About this time, I had my first "griefer" encounter. I was (literally) flying around my friend's place when I got an IM from a stranger asking me if I was the owner of the locality (I wasn't), and if I could do something about a Giant Rotating Book and Red Sphere Floating Thingy hovering in the sky. I'd actually seen it, and was investigating it, expecting to watch a new construction project. By the time I tried to do something about it, the GRBARSFT had vanished. I found out later that it hadn't done much damage, but was the equivalent of having one's house spray painted by vandals.
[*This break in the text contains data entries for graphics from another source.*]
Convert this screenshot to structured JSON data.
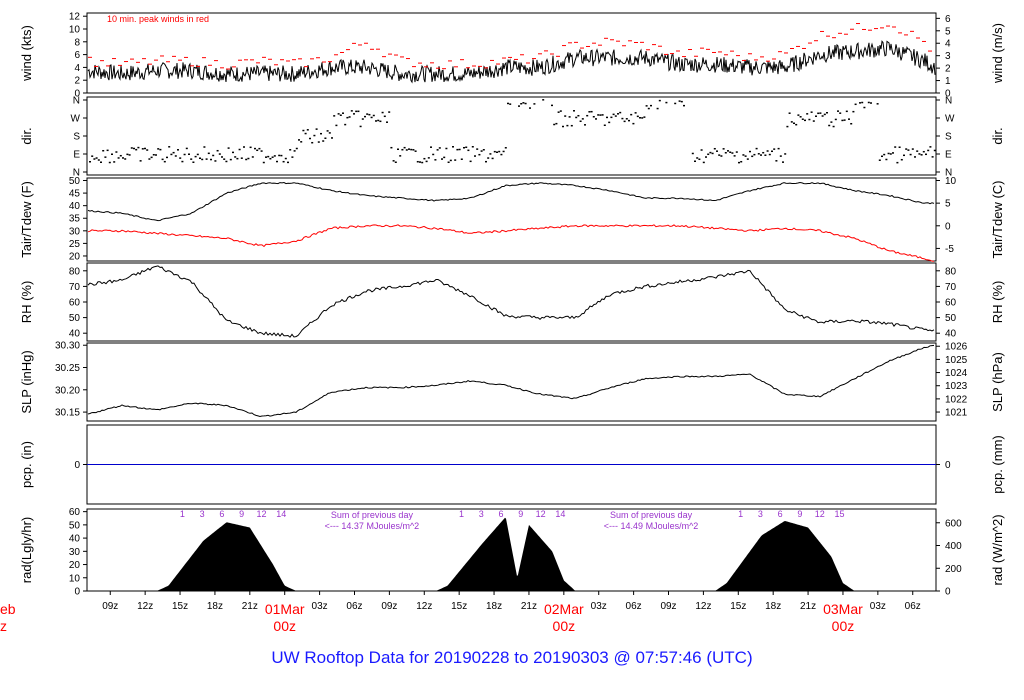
{
  "title": "UW Rooftop Data for 20190228  to  20190303 @ 07:57:46  (UTC)",
  "time_axis": {
    "hours": [
      "09z",
      "12z",
      "15z",
      "18z",
      "21z",
      "03z",
      "06z",
      "09z",
      "12z",
      "15z",
      "18z",
      "21z",
      "03z",
      "06z",
      "09z",
      "12z",
      "15z",
      "18z",
      "21z",
      "03z",
      "06z"
    ],
    "date_labels": [
      {
        "date": "01Mar",
        "hour": "00z"
      },
      {
        "date": "02Mar",
        "hour": "00z"
      },
      {
        "date": "03Mar",
        "hour": "00z"
      }
    ],
    "partial_left": {
      "date": "eb",
      "hour": "z"
    }
  },
  "panels": [
    {
      "id": "wind",
      "ylabel_left": "wind (kts)",
      "ylabel_right": "wind (m/s)",
      "left_ticks": [
        "0",
        "2",
        "4",
        "6",
        "8",
        "10",
        "12"
      ],
      "right_ticks": [
        "0",
        "1",
        "2",
        "3",
        "4",
        "5",
        "6"
      ],
      "note": "10 min. peak winds in red"
    },
    {
      "id": "dir",
      "ylabel_left": "dir.",
      "ylabel_right": "dir.",
      "left_ticks": [
        "N",
        "E",
        "S",
        "W",
        "N"
      ],
      "right_ticks": [
        "N",
        "E",
        "S",
        "W",
        "N"
      ]
    },
    {
      "id": "temp",
      "ylabel_left": "Tair/Tdew (F)",
      "ylabel_right": "Tair/Tdew (C)",
      "left_ticks": [
        "20",
        "25",
        "30",
        "35",
        "40",
        "45",
        "50"
      ],
      "right_ticks": [
        "-5",
        "0",
        "5",
        "10"
      ]
    },
    {
      "id": "rh",
      "ylabel_left": "RH (%)",
      "ylabel_right": "RH (%)",
      "left_ticks": [
        "40",
        "50",
        "60",
        "70",
        "80"
      ],
      "right_ticks": [
        "40",
        "50",
        "60",
        "70",
        "80"
      ]
    },
    {
      "id": "slp",
      "ylabel_left": "SLP (inHg)",
      "ylabel_right": "SLP (hPa)",
      "left_ticks": [
        "30.15",
        "30.20",
        "30.25",
        "30.30"
      ],
      "right_ticks": [
        "1021",
        "1022",
        "1023",
        "1024",
        "1025",
        "1026"
      ]
    },
    {
      "id": "pcp",
      "ylabel_left": "pcp. (in)",
      "ylabel_right": "pcp. (mm)",
      "left_ticks": [
        "0"
      ],
      "right_ticks": [
        "0"
      ]
    },
    {
      "id": "rad",
      "ylabel_left": "rad(Lgly/hr)",
      "ylabel_right": "rad (W/m^2)",
      "left_ticks": [
        "0",
        "10",
        "20",
        "30",
        "40",
        "50",
        "60"
      ],
      "right_ticks": [
        "0",
        "200",
        "400",
        "600"
      ]
    }
  ],
  "rad_annotations": {
    "day_hours": [
      "1",
      "3",
      "6",
      "9",
      "12",
      "14",
      "1",
      "3",
      "6",
      "9",
      "12",
      "14",
      "1",
      "3",
      "6",
      "9",
      "12",
      "15"
    ],
    "sums": [
      {
        "line1": "Sum of previous day",
        "line2": "<--- 14.37 MJoules/m^2"
      },
      {
        "line1": "Sum of previous day",
        "line2": "<--- 14.49 MJoules/m^2"
      }
    ]
  },
  "colors": {
    "trace": "#000000",
    "peak": "#ff0000",
    "dewpoint": "#ff0000",
    "pcp_line": "#0000cc",
    "date_label": "#ff0000",
    "rad_text": "#9933cc",
    "title": "#1a1aff"
  },
  "chart_data": [
    {
      "type": "line",
      "panel": "wind",
      "x_unit": "hours since 2019-02-28 07:00Z",
      "xlim": [
        0,
        73
      ],
      "ylabel": "wind (kts)",
      "ylim": [
        0,
        12.5
      ],
      "series": [
        {
          "x": [
            0,
            3,
            6,
            9,
            12,
            15,
            18,
            21,
            24,
            27,
            30,
            33,
            36,
            39,
            42,
            45,
            48,
            51,
            54,
            57,
            60,
            63,
            66,
            69,
            72,
            73
          ],
          "values": [
            3.5,
            3,
            3.5,
            3.5,
            3,
            3,
            3,
            4,
            4,
            3,
            3,
            3,
            4,
            4,
            5.5,
            5.5,
            5.5,
            4.5,
            4.5,
            4,
            4,
            6,
            6.5,
            7,
            5,
            4
          ]
        },
        {
          "name": "10 min. peak winds in red",
          "x": [
            0,
            3,
            6,
            9,
            12,
            15,
            18,
            21,
            24,
            27,
            30,
            33,
            36,
            39,
            42,
            45,
            48,
            51,
            54,
            57,
            60,
            63,
            66,
            69,
            72,
            73
          ],
          "values": [
            5,
            4.5,
            5,
            5,
            4.5,
            5,
            4.5,
            5.5,
            8,
            5,
            4.5,
            4.5,
            5,
            5.5,
            7.5,
            8,
            7.5,
            6,
            6.5,
            5.5,
            6,
            9,
            10,
            11,
            8,
            6
          ]
        }
      ]
    },
    {
      "type": "scatter",
      "panel": "dir",
      "ylabel": "dir.",
      "y_ticks": [
        "N",
        "E",
        "S",
        "W",
        "N"
      ],
      "series": [
        {
          "x": [
            0,
            4,
            8,
            12,
            16,
            18,
            20,
            21,
            22,
            24,
            26,
            28,
            30,
            32,
            36,
            40,
            42,
            44,
            48,
            52,
            56,
            60,
            62,
            64,
            66,
            68,
            70,
            72
          ],
          "values": [
            "E",
            "E",
            "E",
            "E",
            "E",
            "S",
            "S",
            "W",
            "W",
            "W",
            "E",
            "E",
            "E",
            "E",
            "N",
            "W",
            "W",
            "W",
            "N",
            "E",
            "E",
            "W",
            "W",
            "W",
            "N",
            "E",
            "E",
            "E"
          ]
        }
      ]
    },
    {
      "type": "line",
      "panel": "temp",
      "ylabel": "Tair/Tdew (F)",
      "ylim": [
        18,
        51
      ],
      "series": [
        {
          "x": [
            0,
            3,
            6,
            9,
            12,
            15,
            18,
            21,
            24,
            27,
            30,
            33,
            36,
            39,
            42,
            45,
            48,
            51,
            54,
            57,
            60,
            63,
            66,
            69,
            72,
            73
          ],
          "values": [
            38,
            37,
            34,
            37,
            45,
            49,
            49,
            46,
            44,
            43,
            42,
            43,
            48,
            49,
            48,
            46,
            43,
            43,
            42,
            46,
            49,
            49,
            46,
            44,
            41,
            41
          ]
        },
        {
          "x": [
            0,
            3,
            6,
            9,
            12,
            15,
            18,
            21,
            24,
            27,
            30,
            33,
            36,
            39,
            42,
            45,
            48,
            51,
            54,
            57,
            60,
            63,
            66,
            69,
            72,
            73
          ],
          "values": [
            30,
            30,
            29,
            28,
            27,
            24,
            26,
            31,
            32,
            32,
            31,
            29,
            30,
            31,
            32,
            32,
            32,
            32,
            31,
            30,
            31,
            30,
            27,
            22,
            19,
            18
          ]
        }
      ]
    },
    {
      "type": "line",
      "panel": "rh",
      "ylabel": "RH (%)",
      "ylim": [
        35,
        85
      ],
      "series": [
        {
          "x": [
            0,
            3,
            6,
            9,
            12,
            15,
            18,
            21,
            24,
            27,
            30,
            33,
            36,
            39,
            42,
            45,
            48,
            51,
            54,
            57,
            60,
            63,
            66,
            69,
            72,
            73
          ],
          "values": [
            71,
            74,
            83,
            73,
            48,
            40,
            38,
            58,
            67,
            70,
            74,
            64,
            51,
            50,
            50,
            65,
            70,
            73,
            76,
            80,
            55,
            47,
            48,
            46,
            42,
            41
          ]
        }
      ]
    },
    {
      "type": "line",
      "panel": "slp",
      "ylabel": "SLP (inHg)",
      "ylim": [
        30.13,
        30.305
      ],
      "series": [
        {
          "x": [
            0,
            3,
            6,
            9,
            12,
            15,
            18,
            21,
            24,
            27,
            30,
            33,
            36,
            39,
            42,
            45,
            48,
            51,
            54,
            57,
            60,
            63,
            66,
            69,
            72,
            73
          ],
          "values": [
            30.145,
            30.165,
            30.155,
            30.17,
            30.165,
            30.14,
            30.15,
            30.195,
            30.205,
            30.205,
            30.21,
            30.22,
            30.21,
            30.19,
            30.18,
            30.205,
            30.225,
            30.23,
            30.23,
            30.235,
            30.19,
            30.185,
            30.225,
            30.265,
            30.295,
            30.3
          ]
        }
      ]
    },
    {
      "type": "line",
      "panel": "pcp",
      "ylabel": "pcp. (in)",
      "ylim": [
        -0.2,
        0.2
      ],
      "series": [
        {
          "x": [
            0,
            73
          ],
          "values": [
            0,
            0
          ]
        }
      ]
    },
    {
      "type": "area",
      "panel": "rad",
      "ylabel": "rad(Lgly/hr)",
      "ylim": [
        0,
        62
      ],
      "series": [
        {
          "x": [
            0,
            6,
            7,
            10,
            12,
            14,
            16,
            17,
            18,
            24,
            30,
            31,
            34,
            36,
            37,
            38,
            40,
            41,
            42,
            48,
            54,
            55,
            58,
            60,
            62,
            64,
            65,
            66,
            72,
            73
          ],
          "values": [
            0,
            0,
            4,
            38,
            52,
            48,
            20,
            4,
            0,
            0,
            0,
            4,
            36,
            56,
            10,
            50,
            30,
            8,
            0,
            0,
            0,
            6,
            42,
            53,
            48,
            26,
            6,
            0,
            0,
            0
          ]
        }
      ]
    }
  ]
}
Meanwhile, I've learned that to make interesting objects (say a solid cube with three cylinders removed from it), one has to download a "sculpted texture." Downloading textures costs money. The other thing I've learned is that most builders are playing a version of "Name That Tune" with prims ("I can build the Eiffel Tower in three prims!..") I spent more time not writing researching various free programs that promised to help me generate a sculptured texture. They came bundled with malware.
After cleaning off my computer, I put aside plans to build a perpetual motion kinetic sculpture marble machine, and built a balance scale. I made it big enough to be a Monty Python prop and my avatar nearly got crushed when I made the fulcrum and pans physical objects and the whole collection of objects crashed over sideways. I was glad that I didn't clobber my friend's friend's buildings and holiday ornaments. Note to self: next time try building on a half-meter scale instead of a ten-meter one.
I went back to my original goal of building a dodecahedron. I re-read some of the rotation help pages on the Second Life wiki and found a demonstration script on rotation that used a rotation vector. I think my difficulty is that I'm imagining rotation of objects in the X Y and Z axises as if I were moving them orthogonally, and the Euler motions are non-intuitive. The vector method of rotation (instead of thinking in terms of a theta angle in the X-Y plane and a phi angle in the Y-Z plane) produced results closer to what I wanted. No dodecahedron yet, but I did get a cool decahedral sculpture. The other difficulty in five-fold symmetry is that it's much easier to think (and manipulate objects) in four-fold symmetry.
What I've learned is that it is kind of fun to meet people as an avatar. I also like the idea of creating something in a virtual space and having other people interact with it. I write to get images from my head into others' heads, and Second Life lets me do this also. I like being an amateur designer, engineer and architect. Finally, there's something relaxing about manipulating geometric shapes -- on stressful days, ten minutes with a ruler and a compass is soothing.
I thought maybe I might be able to make some money creating objects in Second Life, but that's probably a pipe dream unless I start developing virtual sex toys.
And, while it's been fun, I need to manage how long I spend channeling a virtual Archimedes instead of writing. I think Second Life has been a nice little break, and building virtual objects is a lot like crafting a story -- noodling around might make something pretty, but going in with a clear idea helps to streamline the process and product.